Lost in Maritime Translation

türkçe links to original Turkish article

(HaberTürk Newspaper, 10 August 2015)

Image result for 8 türk 8 metrekarede 6 aydır tercüman beklıyor
Happy when everyone around spoke Turkish. Now, though...

An Australian businessman hired eight Turkish seamen
to take the yacht he purchased in Bodrum to his homeland.
On board at the departure at Bodrum were two retired SAT
(like U.S. Seals) commandos but when an agreement could not
be reached on their pay they were discharged from the yacht
on Cyprus.

As the yacht proceeded en route to Australia through the Suez
Canal, the vessel was searched by Egyptian officials and 248
bullets were found.  The remaining crew of eight explained that
the bullets were for the shotguns the two SAT commandos
would have used for security. Nevertheless, the eight crew
members were arrested and put into an 8 square meter cell.

Image result for suez canal turkey map
Yacht's journey originated in Bodrum, then offloaded 2 SAT
commandos in Cyprus, only to get snagged in the Suez Canal.

Hasan Terzi, the father of one of the crew members, who was
working in Mecca, had a heart attack when he heard the news of
the crew's arrest. Terzi, originally from Trabzon, wrote a letter
to Turkish President Recep Tayyip Erdoğan requesting his
intercession for the release of his son and his crewmates.

Terzi noted that he has received news about his son, Giray Terzi,
who has been held for more than 10 months, from the Turkish
embassy in Cairo and he added that "the bullets they found on the
boat belonged to the two SAT commandos who were supposed
to protect the ship from pirates around Somalia. Somebody has
to say 'stop' to this. They've been awaiting trial for six months."

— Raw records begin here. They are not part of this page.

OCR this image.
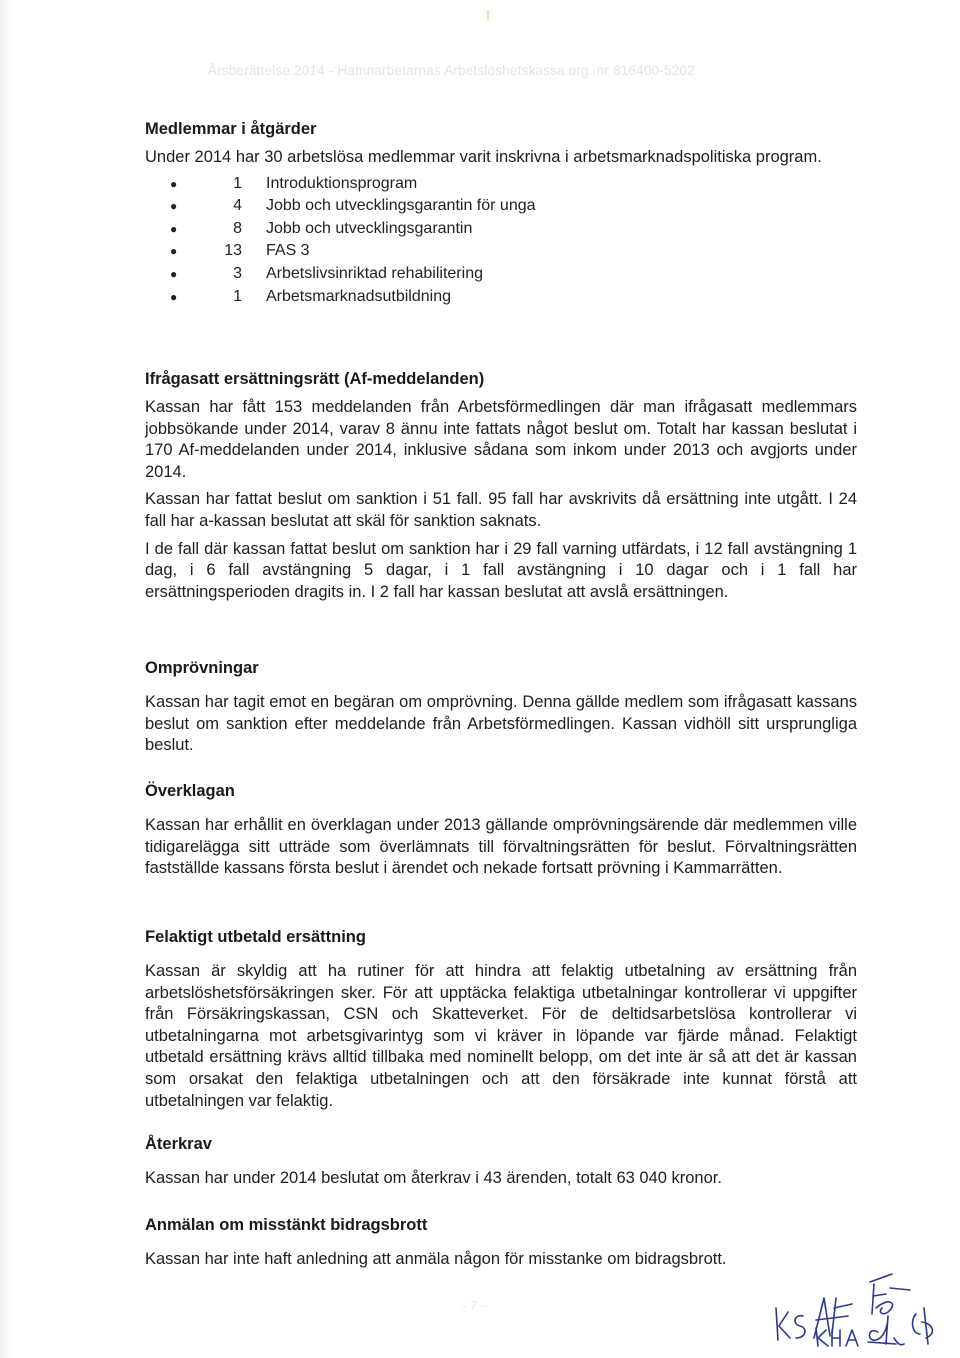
Årsberättelse 2014 - Hamnarbetarnas Arbetslöshetskassa org. nr 816400-5202
Medlemmar i åtgärder

Under 2014 har 30 arbetslösa medlemmar varit inskrivna i arbetsmarknadspolitiska program.

●	1	Introduktionsprogram
●	4	Jobb och utvecklingsgarantin för unga
●	8	Jobb och utvecklingsgarantin
●	13	FAS 3
●	3	Arbetslivsinriktad rehabilitering
●	1	Arbetsmarknadsutbildning
Ifrågasatt ersättningsrätt (Af-meddelanden)

Kassan har fått 153 meddelanden från Arbetsförmedlingen där man ifrågasatt medlemmars jobbsökande under 2014, varav 8 ännu inte fattats något beslut om. Totalt har kassan beslutat i 170 Af-meddelanden under 2014, inklusive sådana som inkom under 2013 och avgjorts under 2014.

Kassan har fattat beslut om sanktion i 51 fall. 95 fall har avskrivits då ersättning inte utgått. I 24 fall har a-kassan beslutat att skäl för sanktion saknats.

I de fall där kassan fattat beslut om sanktion har i 29 fall varning utfärdats, i 12 fall avstängning 1 dag, i 6 fall avstängning 5 dagar, i 1 fall avstängning i 10 dagar och i 1 fall har ersättningsperioden dragits in. I 2 fall har kassan beslutat att avslå ersättningen.

Omprövningar

Kassan har tagit emot en begäran om omprövning. Denna gällde medlem som ifrågasatt kassans beslut om sanktion efter meddelande från Arbetsförmedlingen. Kassan vidhöll sitt ursprungliga beslut.

Överklagan

Kassan har erhållit en överklagan under 2013 gällande omprövningsärende där medlemmen ville tidigarelägga sitt utträde som överlämnats till förvaltningsrätten för beslut. Förvaltningsrätten fastställde kassans första beslut i ärendet och nekade fortsatt prövning i Kammarrätten.

Felaktigt utbetald ersättning

Kassan är skyldig att ha rutiner för att hindra att felaktig utbetalning av ersättning från arbetslöshetsförsäkringen sker. För att upptäcka felaktiga utbetalningar kontrollerar vi uppgifter från Försäkringskassan, CSN och Skatteverket. För de deltidsarbetslösa kontrollerar vi utbetalningarna mot arbetsgivarintyg som vi kräver in löpande var fjärde månad. Felaktigt utbetald ersättning krävs alltid tillbaka med nominellt belopp, om det inte är så att det är kassan som orsakat den felaktiga utbetalningen och att den försäkrade inte kunnat förstå att utbetalningen var felaktig.

Återkrav

Kassan har under 2014 beslutat om återkrav i 43 ärenden, totalt 63 040 kronor.

Anmälan om misstänkt bidragsbrott

Kassan har inte haft anledning att anmäla någon för misstanke om bidragsbrott.

- 7 -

Hasan Terzi also noted that there has been a translation crisis
associated with his son's imprisonment. He noted that "there
has been a translator problem at three court sessions. The
translator who was appointed for the last session didn't even
know Turkish. When he said he knew Arabic and English the
session was postponed until 1 October."

Harkening back to Australia's WWI Turkish adventure.